Today, along with another former teacher, I did some storytelling to four classes of wealthy Westchester suburban high school students about growing up in the Bronx during the 50’s and 60’s…well I stretched it into the early 70’s as well. Unfortunately I realized I am now old enough for them to by grand kids. Damn, that smarts.
Don, a former health teacher, taught them about games we played on the street, ranging from stickball to flipping baseball cards, to skully. That was cool. The kids looked at him and me weirdly as he demonstrated some things and I demonstrated stoopball inside the classroom… (Good thing we didn’t have any Spaldeens).

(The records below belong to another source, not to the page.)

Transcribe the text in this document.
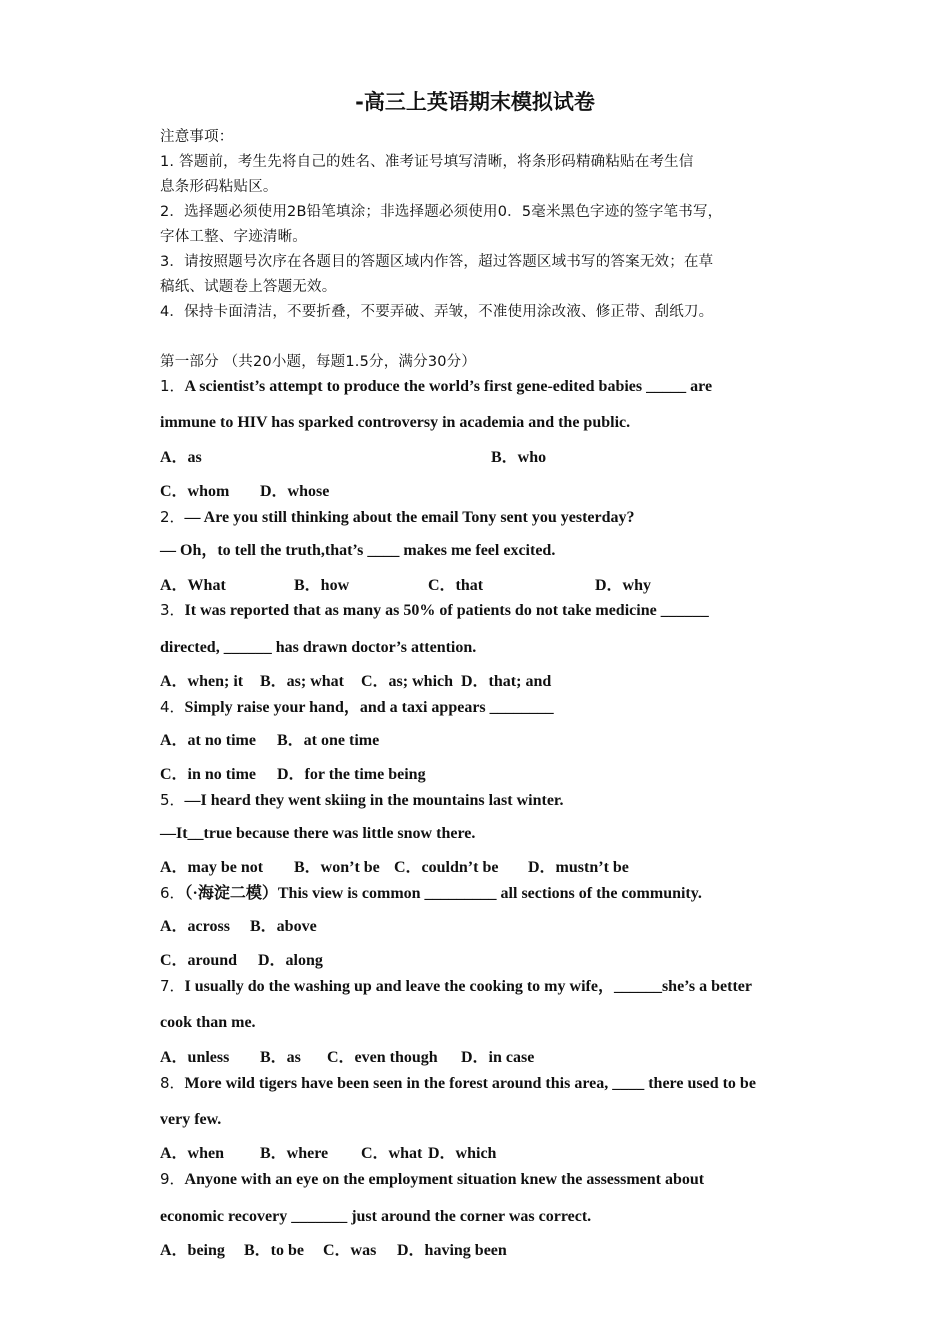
-高三上英语期末模拟试卷
注意事项：
1. 答题前，考生先将自己的姓名、准考证号填写清晰，将条形码精确粘贴在考生信
息条形码粘贴区。
2．选择题必须使用2B铅笔填涂；非选择题必须使用0．5毫米黑色字迹的签字笔书写，
字体工整、字迹清晰。
3．请按照题号次序在各题目的答题区域内作答，超过答题区域书写的答案无效；在草
稿纸、试题卷上答题无效。
4．保持卡面清洁，不要折叠，不要弄破、弄皱，不准使用涂改液、修正带、刮纸刀。
第一部分 （共20小题，每题1.5分，满分30分）
1．A scientist’s attempt to produce the world’s first gene-edited babies _____ are
immune to HIV has sparked controversy in academia and the public.
A．as	B．who
C．whom D．whose
2．— Are you still thinking about the email Tony sent you yesterday?
— Oh，to tell the truth,that’s ____ makes me feel excited.
A．What	B．how	C．that	D．why
3．It was reported that as many as 50% of patients do not take medicine ______
directed, ______ has drawn doctor’s attention.
A．when; it B．as; what C．as; which D．that; and
4．Simply raise your hand，and a taxi appears ________
A．at no time B．at one time
C．in no time D．for the time being
5．—I heard they went skiing in the mountains last winter.
—It__true because there was little snow there.
A．may be not B．won’t be C．couldn’t be D．mustn’t be
6．（·海淀二模）This view is common _________ all sections of the community.
A．across B．above
C．around D．along
7．I usually do the washing up and leave the cooking to my wife，______she’s a better
cook than me.
A．unless B．as C．even though D．in case
8．More wild tigers have been seen in the forest around this area, ____ there used to be
very few.
A．when B．where C．what D．which
9．Anyone with an eye on the employment situation knew the assessment about
economic recovery _______ just around the corner was correct.
A．being B．to be C．was D．having been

When it got to be my turn, I relayed to these HS seniors odds and ends from my early days, from age 5 to 17. Those ranged from playing chicken with cars passing on the street, my dad being in one of them, and the common corporal punishment it led to; to walking home from my high school girlfriend’s house after midnight before a bus came along. That was from Sedgwick Ave and Van Cortlandt Park West to 171st and the Grand Concourse. (3.7 miles according to Google Maps).
Mostly I told them about my years growing up in a poor to working class multi ethnic diverse neighborhood, where I was often one of a few “white shadows”. We would all play together in the streets and in the schoolyards; yet sit in tracked, de-facto segregated elementary school classes. Then, on occasion, we would have to take sides in a neighborhood dispute even as 10 year olds and fight for our block. Thank God there were no guns then like now.
I told them about the iron-fisted witch of a first grade teacher who kept my long legs pinned under those immovable wooden screwed to the floor desks. I swear she was sadistic, and how that compared to my second grade teacher who gave us so munch inspiration to learn and do so many interesting things to do, like write letters to President Eisenhower to end segregation in Little Rock. He actually responded, or at least his secretary did. We were quoted in the New York Times too.
I told them about the Art Deco masterpiece and its grand music tower that was my Junior High School, Herman Ridder (JHS98) slowly becoming more notorious than famous.
I told them about how moving up literally meant moving up the hill from 172nd and Longfellow to 173rd and Vyse and my own bedroom after 6th grade and up hill again to the soon to be decaying Grand Concourse and 171st, where I lost that room.I told them about how being white saved me and my friends from a police shooting while living there during the 1965 blackout. A few friends of mine of various shades and I broke into a storage room in my building to grab ladders to rescue subway riders from the stuck train on the express track on the D line. He approached us gun up thinking we were going to rob apartments until I convinced him otherwise.
I told them about our high school hangouts: Orchard Beach, Fordham Rd, White Castle, and Poe Park. I told them how I hated going to The Bronx High School of Science because of the commute, the nerdiness, and being ranked 903rd in a class of 950 with an 80% avg. I preferred playing ball in the Taft HS school-yard.
Finally, I told them about the Bronx cycle. How from the 20’s – 50’s most of it was filled with thriving neighborhoods, some segregated, some not. I told them about white flight and the devastation that Coop City created; how landlords let their buildings decay (including mine), and eventually had them torched for insurance money leading to the famous Jimmy Carter picture of what looked like a total war zone on Charlotte Place (around the corner from what used to be the apartment where I once lived with my grandmother;and how now the Bronx is no longer the gang infested, war torn, Fort Apache from the 1970s. Here is that same area now.
I concluded by telling them that it is again filled with striving immigrant families as it had in the first half of the 20th century; however they aren’t mostly various European nationalities, but that now, in the early 21st century they are primarily various African, Asian, Latin American, and fewer white Europeans. Thus, the stereotypes persist.